Description from School Library Journal



Nonfiction For Older Readers



The Empire State Building

By Craig A. Doherty & Katherine M. Doherty
This capsule history of a wonderful structure is full of the facts and figures that make that Art Deco landmark such a marvel. Doherty and Doherty recreate the tempo of the project--rush, rush, taking little more than a year from start to finish--as set against the appalling Depression-era conditions that surrounded the building's construction: When their jobs were finished, many laborers were sent straight to the bread line. The sheer magnitude of the endeavor makes the book captivating, and sidebars add interest, including information on the glorification of the building in the movies, from King Kong to Independence Day. Full-color and black- and-white period and contemporary photographs convey a sense of timelessness--the great slab is fairly unchanged, nearly 70 years later.

Description from Kirkus Reviews

A look at the famous skyscraper from conception through construction to renovation, with interesting sidebars on such trivia as its place in films.

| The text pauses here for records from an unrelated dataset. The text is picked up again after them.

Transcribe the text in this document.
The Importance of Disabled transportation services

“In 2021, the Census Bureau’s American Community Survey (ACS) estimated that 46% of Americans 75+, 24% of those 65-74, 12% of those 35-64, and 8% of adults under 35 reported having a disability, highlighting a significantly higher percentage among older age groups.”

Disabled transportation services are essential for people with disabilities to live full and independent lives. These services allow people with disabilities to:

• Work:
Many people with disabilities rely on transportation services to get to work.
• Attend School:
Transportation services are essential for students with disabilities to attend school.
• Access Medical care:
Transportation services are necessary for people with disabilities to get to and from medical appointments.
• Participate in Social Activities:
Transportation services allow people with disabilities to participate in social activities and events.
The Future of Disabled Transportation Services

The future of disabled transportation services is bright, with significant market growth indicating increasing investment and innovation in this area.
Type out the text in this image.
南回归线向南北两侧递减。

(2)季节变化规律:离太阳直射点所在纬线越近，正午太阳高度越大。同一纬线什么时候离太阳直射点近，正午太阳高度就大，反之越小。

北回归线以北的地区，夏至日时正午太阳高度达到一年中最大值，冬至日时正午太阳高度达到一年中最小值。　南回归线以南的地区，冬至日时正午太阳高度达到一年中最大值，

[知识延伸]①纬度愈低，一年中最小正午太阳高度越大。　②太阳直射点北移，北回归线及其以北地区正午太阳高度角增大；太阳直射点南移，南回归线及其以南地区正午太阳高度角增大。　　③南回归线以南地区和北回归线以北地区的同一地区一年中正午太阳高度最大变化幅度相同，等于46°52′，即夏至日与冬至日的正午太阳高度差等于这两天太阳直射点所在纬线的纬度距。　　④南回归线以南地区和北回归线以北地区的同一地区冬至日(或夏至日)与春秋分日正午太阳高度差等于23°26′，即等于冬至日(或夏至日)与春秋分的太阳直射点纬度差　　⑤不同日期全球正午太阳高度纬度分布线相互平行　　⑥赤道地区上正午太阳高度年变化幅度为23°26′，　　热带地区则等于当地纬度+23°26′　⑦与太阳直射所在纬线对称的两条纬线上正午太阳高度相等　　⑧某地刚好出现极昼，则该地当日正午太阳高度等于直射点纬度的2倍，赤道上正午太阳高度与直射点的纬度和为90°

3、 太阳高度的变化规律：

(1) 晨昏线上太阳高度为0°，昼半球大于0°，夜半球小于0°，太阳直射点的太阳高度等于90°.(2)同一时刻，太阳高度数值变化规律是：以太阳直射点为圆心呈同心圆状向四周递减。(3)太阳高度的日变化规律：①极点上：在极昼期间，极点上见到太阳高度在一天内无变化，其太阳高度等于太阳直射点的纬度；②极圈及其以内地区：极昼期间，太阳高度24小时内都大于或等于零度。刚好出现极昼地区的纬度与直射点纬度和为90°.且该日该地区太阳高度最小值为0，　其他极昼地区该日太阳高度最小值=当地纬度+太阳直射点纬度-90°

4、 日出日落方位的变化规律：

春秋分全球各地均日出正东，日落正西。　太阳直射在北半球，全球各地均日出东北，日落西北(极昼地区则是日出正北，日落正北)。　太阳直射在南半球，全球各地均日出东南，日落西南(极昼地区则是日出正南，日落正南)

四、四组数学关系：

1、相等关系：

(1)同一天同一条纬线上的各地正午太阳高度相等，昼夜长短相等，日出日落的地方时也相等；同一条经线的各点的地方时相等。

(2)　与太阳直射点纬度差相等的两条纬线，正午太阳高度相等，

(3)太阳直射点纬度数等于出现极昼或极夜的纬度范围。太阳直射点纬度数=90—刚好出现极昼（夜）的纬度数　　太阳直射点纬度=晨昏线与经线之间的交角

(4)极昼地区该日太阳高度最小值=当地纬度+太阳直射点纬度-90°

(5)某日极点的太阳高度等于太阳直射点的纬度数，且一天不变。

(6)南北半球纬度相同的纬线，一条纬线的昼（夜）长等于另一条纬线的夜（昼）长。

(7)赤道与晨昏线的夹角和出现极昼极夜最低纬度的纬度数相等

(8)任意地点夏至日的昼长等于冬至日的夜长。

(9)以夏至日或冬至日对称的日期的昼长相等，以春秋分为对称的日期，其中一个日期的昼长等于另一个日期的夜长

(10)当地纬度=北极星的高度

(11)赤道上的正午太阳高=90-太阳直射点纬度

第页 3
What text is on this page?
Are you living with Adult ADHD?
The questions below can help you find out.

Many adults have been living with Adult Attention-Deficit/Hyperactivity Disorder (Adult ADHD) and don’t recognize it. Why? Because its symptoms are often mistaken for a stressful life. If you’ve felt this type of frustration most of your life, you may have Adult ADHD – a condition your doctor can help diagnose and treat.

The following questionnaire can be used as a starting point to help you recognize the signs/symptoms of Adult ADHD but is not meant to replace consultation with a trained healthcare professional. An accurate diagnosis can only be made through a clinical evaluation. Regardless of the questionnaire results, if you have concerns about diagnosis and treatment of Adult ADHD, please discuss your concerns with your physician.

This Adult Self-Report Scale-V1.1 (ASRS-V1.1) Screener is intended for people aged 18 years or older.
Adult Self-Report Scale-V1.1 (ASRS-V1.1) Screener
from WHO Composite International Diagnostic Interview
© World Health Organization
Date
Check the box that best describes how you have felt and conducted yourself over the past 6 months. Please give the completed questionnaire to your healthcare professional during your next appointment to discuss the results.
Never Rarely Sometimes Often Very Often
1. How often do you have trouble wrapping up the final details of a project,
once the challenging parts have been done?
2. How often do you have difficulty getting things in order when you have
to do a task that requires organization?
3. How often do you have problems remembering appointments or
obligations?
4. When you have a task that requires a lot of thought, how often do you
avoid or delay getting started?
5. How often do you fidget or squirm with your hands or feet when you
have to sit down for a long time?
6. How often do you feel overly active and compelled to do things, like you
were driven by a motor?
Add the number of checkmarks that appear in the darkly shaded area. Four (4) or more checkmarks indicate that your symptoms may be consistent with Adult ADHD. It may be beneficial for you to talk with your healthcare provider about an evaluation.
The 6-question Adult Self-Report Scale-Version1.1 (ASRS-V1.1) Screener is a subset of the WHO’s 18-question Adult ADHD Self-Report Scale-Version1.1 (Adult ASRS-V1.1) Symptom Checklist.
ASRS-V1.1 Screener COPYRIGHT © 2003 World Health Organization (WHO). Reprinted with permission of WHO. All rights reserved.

The structure was an engineering and construction feat as revealed in this well-written and well-researched historical account. Original black-and-white photographs of the building as it was built and full-color photographs of it today enhance the text. A valuable source for information on this American landmark.

Description from School Library Journal Although now supplanted from the title of tallest building in the U.S., the Empire State Building remains an icon of America. This book reviews the history of the building, from the "idea" stage through construction. That it could be built at all relied on several other revolutionary developments, the Otis elevator and improved availability of steel. With a nod to Henry Ford's contributions to manufacturing, the building was constructed rapidly, in assembly line fashion. Supplies were delivered by a small gauge railroad built inside the structure. The text is full of fascinating information, supplemented with many period photographs. It will be of great interest to anyone planning a visit to New York City, as well as to budding architects and engineers, or to kids in the "how do they make things" stage. Part of the "Building America" series.

Description from Children's Literature

Joe and the Skyscraper:
The Empire State Building in New York City

By Dietrich Neumann
The Empire State Building in New York City is probably the most famous building in America, and not only because of King Kong! When it was being built almost 70 years ago, 3,500 workers were employed on its site. One of them was sixteen-year-old Joe Carbonelli, whose job was to carry drinking water up to the other workers. Joe's story explains how the world's tallest skyscraper was built in only 18 months, a tower 1,250 feet high with 102 floors. People called it the Eighth Wonder of the World.

Description from Publisher

The Empire State Building

By Gini Holland
Holland begins with a short history of New York City, going on to discuss he Birth of Skyscrapersand the construction of the Empire State Building--at the time the tallest building in the world. Striking photographs accompany the accessible text, which takes readers from construction of the Art Deco-style building in 1930 to its uses today. A time line is included.